A flight over the Grand Canyon with Grand Canyon Trust and members of the House Natural Resource Committee took a film crew over the canyon and looked at existing and proposed uranium mines for a film about uranium threats to the Grand Canyon and legislation aimed at protecting the area from further development.
In 2012, the secretary of the interior put a temporary stop to uranium exploration by issuing a 20-year ban on new uranium mines on one million acres of public lands surrounding the Grand Canyon. The ban gives scientists time to study the risks and potential impacts on scarce groundwater sources and communities of plants, animals and people. There are still 800 active mining claims on national forest and other public lands around the Grand Canyon, but legislation is working its way through Congress to permanently stop new uranium mining around the park. On the 100th anniversary of Grand Canyon National Park, Rep. Raúl Grijalva introduced the Grand Canyon Centennial Protection Act, which would make the current temporary mining ban around Grand Canyon National Park permanent.

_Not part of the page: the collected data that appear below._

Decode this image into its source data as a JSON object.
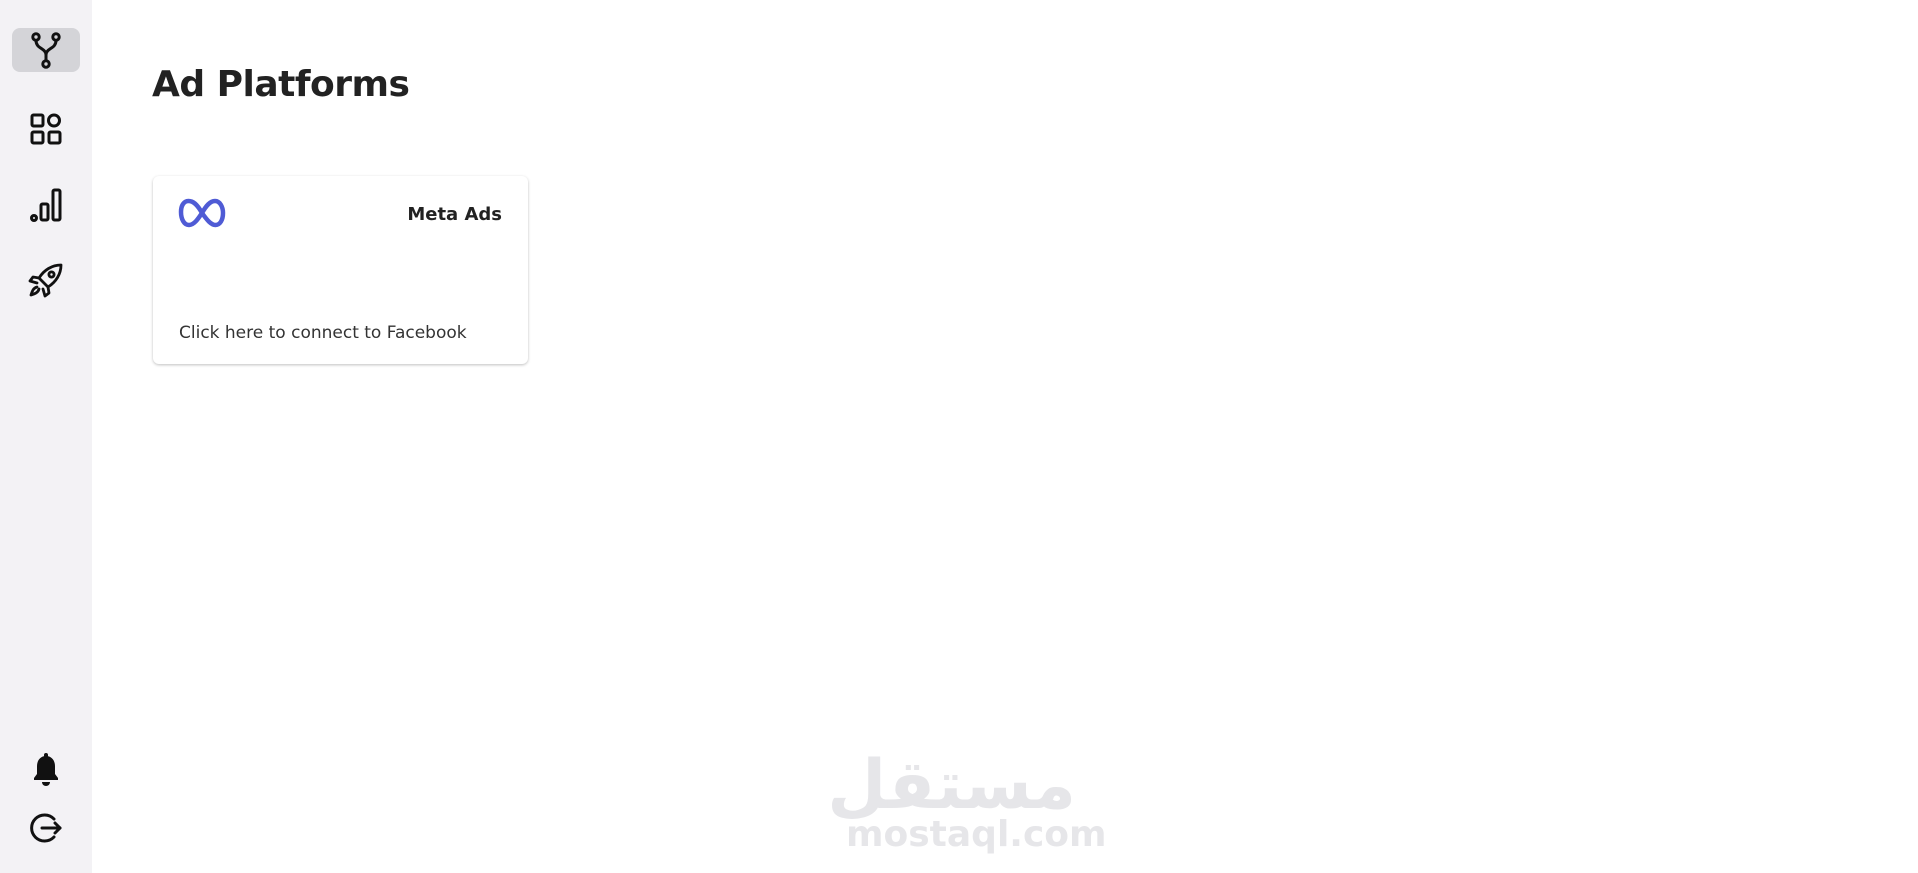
{
  "sidebar": {
    "items": [
      {
        "icon": "fork-icon",
        "active": true
      },
      {
        "icon": "apps-grid-icon",
        "active": false
      },
      {
        "icon": "bar-chart-icon",
        "active": false
      },
      {
        "icon": "rocket-icon",
        "active": false
      }
    ],
    "bottom_items": [
      {
        "icon": "bell-icon"
      },
      {
        "icon": "logout-icon"
      }
    ],
    "active_bg": "#d4d4d8",
    "bg": "#f3f2f5"
  },
  "main": {
    "title": "Ad Platforms",
    "platforms": [
      {
        "name": "Meta Ads",
        "icon": "meta-infinity-icon",
        "brand_color": "#4f5bd5",
        "action": "Click here to connect to Facebook"
      }
    ]
  },
  "watermark": {
    "arabic": "مستقل",
    "latin": "mostaql.com"
  }
}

The Grand Canyon is the spiritual and cultural homeland for several Native American tribes including the Havasupai people, whose name means "people of the blue-green water." The Havasupai live deep within the canyon walls and rely on a spring-fed creek that runs through their village to drink, cook, and irrigate fields of corn and alfalfa, as well as other ceremonial and cultural uses.
The Tribe's sole source of water is jeopardized by the operation of Canyon Mine and potential new uranium mines in the region.
Grassroots support was crucial in securing the 20-year ban on mining and will be key to permanent protection for water, communities and public lands around the Grand Canyon in the future.